One potential – and likely intended – impact of the proposed changes is to signal to younger, more geographically mobile workers who are contemplating careers in seasonal work that their future opportunities are diminished, and that it would be advisable to take steps leading to full-year employment.
There are at least two alternative reforms that economists tend to favour. One possibility is the creation of a separate regime that would be designed especially for seasonal workers. Qualifying workers would be those with the highest adjustment costs (such as older, less mobile ones) who would receive an annual benefit of perhaps $8,000 for the purpose of maintaining their incomes. It would be paid irrespective of how much someone worked either on- or off-season.
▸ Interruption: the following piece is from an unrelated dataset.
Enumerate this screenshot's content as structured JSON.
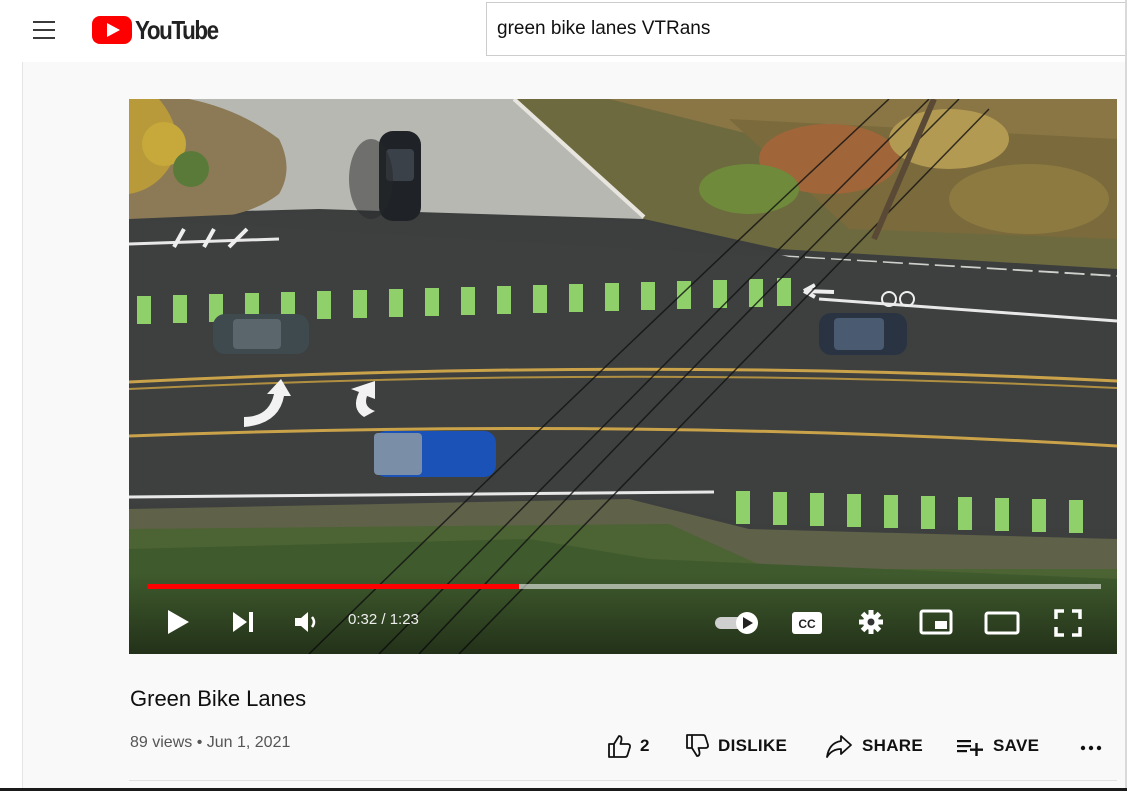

A second possibility would be to implement an experience rating that would apply to both the firm (a mechanism that has never been in effect) and the worker. The latter scheme was implemented in 1996 in the form of the so-called intensity rule, but it was repealed in 2000 before it had much of an impact.
Either arrangement would likely result in fewer behavioural distortions and fewer seasonal workers collecting EI, but those remaining workers would likely have longer working seasons.